Angiotensin II differentially regulates annexin V and glypican 6 in MC3T3 cells and B16 melanoma cells

Abstract

Mouse MC3T3 cells (non‐cancerous) and B16 melanoma cells were transfected with a synthetic gene that expresses angiotensin II (Ang II) directly under the control of a CMV promoter. Previous studies using MALDI‐TOF/MS identified several candidate proteins for western blot analysis; Annexin V and Glypican 6 were chosen for further study. Annexin V is a member of a family of calcium‐binding proteins and has been implicated as a regulator of several processes including cell adhesion and apoptosis.
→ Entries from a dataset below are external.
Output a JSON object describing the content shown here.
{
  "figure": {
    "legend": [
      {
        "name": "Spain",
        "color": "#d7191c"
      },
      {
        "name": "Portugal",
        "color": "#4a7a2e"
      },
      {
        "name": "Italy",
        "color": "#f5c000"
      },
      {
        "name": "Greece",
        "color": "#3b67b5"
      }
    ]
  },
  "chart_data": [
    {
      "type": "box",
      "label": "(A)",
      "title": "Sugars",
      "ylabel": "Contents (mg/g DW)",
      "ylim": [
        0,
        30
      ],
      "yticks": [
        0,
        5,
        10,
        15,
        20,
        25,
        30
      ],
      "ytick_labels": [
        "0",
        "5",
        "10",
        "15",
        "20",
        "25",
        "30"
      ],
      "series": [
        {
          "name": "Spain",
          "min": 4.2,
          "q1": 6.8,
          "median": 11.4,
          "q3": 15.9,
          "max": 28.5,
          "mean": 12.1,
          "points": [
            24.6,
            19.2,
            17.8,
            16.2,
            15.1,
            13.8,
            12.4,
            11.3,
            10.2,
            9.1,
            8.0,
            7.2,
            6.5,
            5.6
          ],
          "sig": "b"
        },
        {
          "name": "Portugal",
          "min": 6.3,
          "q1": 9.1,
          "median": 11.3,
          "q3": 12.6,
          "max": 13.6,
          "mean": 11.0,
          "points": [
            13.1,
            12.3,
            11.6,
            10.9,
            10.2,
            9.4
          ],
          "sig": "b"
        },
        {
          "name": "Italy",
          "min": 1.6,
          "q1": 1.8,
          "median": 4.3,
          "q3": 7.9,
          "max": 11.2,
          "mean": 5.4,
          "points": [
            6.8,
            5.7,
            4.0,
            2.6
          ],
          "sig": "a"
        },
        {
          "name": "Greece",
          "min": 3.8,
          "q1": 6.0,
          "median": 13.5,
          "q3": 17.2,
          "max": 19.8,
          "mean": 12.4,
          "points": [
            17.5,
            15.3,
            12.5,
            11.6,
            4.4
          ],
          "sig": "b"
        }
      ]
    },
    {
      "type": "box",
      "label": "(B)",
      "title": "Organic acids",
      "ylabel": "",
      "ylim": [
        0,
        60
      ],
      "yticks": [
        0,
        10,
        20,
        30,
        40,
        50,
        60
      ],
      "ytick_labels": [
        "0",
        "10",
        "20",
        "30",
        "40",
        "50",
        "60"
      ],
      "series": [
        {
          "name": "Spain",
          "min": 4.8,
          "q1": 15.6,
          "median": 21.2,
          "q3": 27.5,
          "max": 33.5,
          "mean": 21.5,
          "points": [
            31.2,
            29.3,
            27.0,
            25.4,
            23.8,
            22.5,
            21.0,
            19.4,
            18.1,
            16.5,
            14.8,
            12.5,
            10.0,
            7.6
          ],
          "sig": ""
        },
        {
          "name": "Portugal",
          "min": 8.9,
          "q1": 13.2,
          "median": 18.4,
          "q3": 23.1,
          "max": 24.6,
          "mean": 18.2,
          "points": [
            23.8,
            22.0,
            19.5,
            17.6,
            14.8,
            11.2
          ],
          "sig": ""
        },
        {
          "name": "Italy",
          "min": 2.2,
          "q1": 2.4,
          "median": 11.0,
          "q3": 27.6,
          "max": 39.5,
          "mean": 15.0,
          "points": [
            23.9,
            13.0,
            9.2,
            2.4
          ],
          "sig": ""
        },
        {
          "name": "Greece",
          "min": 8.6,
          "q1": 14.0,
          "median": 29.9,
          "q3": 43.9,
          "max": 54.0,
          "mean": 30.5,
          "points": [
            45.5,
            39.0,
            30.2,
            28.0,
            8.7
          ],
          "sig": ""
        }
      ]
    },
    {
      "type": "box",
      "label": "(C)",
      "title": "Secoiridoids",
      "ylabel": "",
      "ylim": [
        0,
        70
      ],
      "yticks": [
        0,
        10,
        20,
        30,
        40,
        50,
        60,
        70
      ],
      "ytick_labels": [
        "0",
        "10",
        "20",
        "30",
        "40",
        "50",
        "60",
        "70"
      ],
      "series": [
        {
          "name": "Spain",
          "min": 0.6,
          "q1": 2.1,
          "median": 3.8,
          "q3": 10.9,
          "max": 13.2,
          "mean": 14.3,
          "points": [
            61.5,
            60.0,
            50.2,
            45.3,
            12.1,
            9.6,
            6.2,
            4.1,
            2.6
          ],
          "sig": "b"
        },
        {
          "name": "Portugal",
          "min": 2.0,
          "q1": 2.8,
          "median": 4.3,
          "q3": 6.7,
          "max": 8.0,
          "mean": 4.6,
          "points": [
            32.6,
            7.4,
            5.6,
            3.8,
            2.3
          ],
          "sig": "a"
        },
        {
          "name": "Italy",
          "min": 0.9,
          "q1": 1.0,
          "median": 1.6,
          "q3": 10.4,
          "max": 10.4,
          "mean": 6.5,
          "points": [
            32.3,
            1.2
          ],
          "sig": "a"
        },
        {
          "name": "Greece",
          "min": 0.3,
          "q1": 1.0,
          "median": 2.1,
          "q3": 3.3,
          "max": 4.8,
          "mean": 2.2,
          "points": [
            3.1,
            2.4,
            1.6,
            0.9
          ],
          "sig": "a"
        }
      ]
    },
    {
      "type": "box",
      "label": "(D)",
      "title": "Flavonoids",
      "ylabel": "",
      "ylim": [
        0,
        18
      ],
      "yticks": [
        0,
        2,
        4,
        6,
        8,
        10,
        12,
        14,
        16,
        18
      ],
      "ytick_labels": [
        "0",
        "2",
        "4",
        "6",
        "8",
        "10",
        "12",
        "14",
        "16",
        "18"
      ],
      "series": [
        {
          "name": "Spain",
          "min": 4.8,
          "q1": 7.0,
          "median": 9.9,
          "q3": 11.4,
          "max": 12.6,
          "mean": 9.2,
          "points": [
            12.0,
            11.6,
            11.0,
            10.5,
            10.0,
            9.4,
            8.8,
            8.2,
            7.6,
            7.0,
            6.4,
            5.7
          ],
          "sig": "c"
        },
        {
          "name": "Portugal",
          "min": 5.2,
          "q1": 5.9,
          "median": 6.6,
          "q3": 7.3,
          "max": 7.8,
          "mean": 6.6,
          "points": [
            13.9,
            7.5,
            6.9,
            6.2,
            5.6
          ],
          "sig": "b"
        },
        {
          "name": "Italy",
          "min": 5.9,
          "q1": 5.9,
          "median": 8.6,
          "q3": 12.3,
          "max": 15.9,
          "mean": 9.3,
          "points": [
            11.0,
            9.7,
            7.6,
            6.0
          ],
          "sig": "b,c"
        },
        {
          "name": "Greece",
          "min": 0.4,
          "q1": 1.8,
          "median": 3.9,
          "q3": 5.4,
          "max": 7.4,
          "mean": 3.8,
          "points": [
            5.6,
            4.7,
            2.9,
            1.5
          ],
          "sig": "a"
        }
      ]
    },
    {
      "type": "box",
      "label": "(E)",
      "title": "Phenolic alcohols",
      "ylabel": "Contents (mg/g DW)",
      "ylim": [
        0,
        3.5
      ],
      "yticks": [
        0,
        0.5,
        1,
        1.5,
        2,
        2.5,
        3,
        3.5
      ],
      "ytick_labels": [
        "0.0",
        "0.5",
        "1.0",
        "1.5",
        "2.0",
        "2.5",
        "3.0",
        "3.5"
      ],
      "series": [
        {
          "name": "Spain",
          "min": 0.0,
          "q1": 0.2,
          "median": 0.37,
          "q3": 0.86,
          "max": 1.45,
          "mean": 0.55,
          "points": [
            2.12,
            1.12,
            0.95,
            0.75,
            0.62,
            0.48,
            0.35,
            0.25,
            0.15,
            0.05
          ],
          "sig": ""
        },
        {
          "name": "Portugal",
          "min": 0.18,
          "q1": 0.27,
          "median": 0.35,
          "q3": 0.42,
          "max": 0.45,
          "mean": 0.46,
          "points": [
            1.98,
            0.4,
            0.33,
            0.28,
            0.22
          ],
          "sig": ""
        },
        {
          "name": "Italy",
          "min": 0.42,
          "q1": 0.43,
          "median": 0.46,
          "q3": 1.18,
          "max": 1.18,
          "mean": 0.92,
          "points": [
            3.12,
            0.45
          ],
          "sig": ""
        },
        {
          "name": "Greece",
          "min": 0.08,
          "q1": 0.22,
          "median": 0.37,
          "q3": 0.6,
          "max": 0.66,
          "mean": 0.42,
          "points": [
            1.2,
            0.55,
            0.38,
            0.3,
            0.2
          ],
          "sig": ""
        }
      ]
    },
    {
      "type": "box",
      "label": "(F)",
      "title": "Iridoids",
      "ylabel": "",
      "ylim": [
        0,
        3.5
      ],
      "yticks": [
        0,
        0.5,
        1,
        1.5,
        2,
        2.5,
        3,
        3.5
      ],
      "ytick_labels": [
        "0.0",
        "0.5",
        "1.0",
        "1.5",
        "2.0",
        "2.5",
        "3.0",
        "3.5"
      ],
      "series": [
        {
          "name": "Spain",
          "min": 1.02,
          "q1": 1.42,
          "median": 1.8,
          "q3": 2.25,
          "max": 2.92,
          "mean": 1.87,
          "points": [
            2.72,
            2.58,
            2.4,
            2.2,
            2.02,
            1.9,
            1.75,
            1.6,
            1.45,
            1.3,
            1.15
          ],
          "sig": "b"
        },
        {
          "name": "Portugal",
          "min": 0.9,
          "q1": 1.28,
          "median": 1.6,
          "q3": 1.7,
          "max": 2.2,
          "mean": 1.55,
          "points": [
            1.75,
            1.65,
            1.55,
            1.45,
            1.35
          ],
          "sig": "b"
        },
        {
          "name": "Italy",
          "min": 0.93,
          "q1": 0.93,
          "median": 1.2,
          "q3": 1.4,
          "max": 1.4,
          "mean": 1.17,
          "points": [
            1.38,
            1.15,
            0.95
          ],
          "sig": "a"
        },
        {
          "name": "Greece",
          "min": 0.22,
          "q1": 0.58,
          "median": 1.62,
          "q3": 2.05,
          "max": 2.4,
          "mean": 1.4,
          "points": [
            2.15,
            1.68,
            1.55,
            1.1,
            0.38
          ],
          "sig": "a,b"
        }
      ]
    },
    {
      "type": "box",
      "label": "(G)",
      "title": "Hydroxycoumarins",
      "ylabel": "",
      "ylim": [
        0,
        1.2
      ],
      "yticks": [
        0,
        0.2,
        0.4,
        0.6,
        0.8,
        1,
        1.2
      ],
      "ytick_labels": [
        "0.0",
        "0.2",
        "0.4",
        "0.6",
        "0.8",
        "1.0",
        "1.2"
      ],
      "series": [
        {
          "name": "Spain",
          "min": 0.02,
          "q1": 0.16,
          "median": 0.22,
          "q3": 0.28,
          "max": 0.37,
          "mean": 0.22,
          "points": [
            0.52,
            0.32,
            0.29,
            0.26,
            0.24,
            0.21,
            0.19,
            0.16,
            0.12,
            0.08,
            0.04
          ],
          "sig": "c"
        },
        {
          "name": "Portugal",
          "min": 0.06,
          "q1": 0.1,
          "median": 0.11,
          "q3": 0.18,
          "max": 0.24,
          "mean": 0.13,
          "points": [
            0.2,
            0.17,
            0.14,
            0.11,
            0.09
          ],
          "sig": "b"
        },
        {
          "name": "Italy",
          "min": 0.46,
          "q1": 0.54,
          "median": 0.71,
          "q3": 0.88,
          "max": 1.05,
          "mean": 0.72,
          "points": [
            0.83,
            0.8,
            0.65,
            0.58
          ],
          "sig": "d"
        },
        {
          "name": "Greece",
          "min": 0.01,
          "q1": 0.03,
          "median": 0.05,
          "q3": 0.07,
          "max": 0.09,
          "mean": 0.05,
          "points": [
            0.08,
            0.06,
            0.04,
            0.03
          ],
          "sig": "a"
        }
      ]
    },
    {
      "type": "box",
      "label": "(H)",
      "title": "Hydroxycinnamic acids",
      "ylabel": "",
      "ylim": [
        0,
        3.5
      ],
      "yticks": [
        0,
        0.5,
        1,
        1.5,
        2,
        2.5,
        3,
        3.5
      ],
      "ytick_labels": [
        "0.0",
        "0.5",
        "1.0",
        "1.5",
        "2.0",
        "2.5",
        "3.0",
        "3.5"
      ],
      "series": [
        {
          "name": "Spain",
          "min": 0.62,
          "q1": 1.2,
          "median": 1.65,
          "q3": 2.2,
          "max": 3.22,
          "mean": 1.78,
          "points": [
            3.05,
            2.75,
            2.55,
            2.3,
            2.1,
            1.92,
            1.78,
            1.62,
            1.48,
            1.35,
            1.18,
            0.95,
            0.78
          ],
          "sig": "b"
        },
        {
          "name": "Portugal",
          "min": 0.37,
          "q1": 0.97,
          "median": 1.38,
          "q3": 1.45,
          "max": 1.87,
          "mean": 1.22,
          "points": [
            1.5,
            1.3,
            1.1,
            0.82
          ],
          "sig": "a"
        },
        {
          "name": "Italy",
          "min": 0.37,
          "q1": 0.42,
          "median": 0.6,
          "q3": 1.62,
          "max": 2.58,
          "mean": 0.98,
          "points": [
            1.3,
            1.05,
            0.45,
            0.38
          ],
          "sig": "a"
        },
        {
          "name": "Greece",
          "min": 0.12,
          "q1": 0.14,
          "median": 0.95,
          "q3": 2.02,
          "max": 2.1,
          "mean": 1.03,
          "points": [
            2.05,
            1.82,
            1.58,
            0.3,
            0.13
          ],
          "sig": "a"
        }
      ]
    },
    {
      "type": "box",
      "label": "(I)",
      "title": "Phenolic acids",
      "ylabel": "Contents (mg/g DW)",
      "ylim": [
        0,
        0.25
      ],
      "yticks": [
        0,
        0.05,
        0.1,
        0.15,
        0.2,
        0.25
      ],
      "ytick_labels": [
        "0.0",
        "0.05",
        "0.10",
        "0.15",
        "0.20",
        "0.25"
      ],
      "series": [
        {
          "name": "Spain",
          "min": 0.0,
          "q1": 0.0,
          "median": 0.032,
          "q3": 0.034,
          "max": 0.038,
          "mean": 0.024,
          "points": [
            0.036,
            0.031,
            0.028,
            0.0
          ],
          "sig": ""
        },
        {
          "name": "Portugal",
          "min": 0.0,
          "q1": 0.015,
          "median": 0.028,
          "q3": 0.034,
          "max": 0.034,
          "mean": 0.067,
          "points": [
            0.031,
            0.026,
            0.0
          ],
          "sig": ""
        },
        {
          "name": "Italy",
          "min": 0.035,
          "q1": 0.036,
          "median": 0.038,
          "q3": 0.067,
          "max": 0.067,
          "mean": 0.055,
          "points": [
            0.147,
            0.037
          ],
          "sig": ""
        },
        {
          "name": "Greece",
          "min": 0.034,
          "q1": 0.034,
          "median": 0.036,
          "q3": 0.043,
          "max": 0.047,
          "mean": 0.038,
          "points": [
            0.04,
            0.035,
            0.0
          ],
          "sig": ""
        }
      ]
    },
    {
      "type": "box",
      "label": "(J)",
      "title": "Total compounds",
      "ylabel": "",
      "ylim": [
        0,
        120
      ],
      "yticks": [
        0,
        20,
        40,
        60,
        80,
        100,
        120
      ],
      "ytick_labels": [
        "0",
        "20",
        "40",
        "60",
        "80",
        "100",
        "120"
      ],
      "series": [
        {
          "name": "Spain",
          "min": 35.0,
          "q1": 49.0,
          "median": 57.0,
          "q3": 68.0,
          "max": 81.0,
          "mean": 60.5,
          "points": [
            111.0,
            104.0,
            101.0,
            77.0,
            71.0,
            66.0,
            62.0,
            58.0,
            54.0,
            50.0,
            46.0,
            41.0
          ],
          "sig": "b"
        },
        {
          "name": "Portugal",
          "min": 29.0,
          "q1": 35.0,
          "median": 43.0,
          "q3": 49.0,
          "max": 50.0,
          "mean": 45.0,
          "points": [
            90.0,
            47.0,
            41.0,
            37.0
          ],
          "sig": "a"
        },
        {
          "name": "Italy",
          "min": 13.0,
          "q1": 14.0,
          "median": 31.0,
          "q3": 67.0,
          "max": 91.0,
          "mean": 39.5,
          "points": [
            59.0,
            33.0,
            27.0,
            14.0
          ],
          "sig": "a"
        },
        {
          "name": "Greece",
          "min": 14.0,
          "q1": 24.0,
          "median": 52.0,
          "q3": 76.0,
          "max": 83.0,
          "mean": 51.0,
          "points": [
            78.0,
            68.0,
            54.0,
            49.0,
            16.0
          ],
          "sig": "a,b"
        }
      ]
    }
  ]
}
One of the earliest events in apoptosis is the externalization of phosphatidylserine (PS) which is translocated from the cytoplasmic side of the plasma membrane to the cell surface soon after the induction of apoptosis, and that the Annexin V protein has a strong, specific affinity for PS. B16 Melanoma cells showed a marked decrease in Annexin V expression; whereas, MC3T3 cells showed a substantial increase in expression. Glypican 6 is a glycophosphotidylinositol anchored heparin sulfate proteoglycan involved in cell growth and division. It is a putative cell surface co‐receptor for growth factors, extracellular matrix proteins and proteases. Like Annexin V, Glypican 6 was down‐regulated in B16 cells and up‐regulated in MC3T3 cells. These results suggest that Ang II has specific growth effects which are differentially regulated in cancer and non‐cancer cells.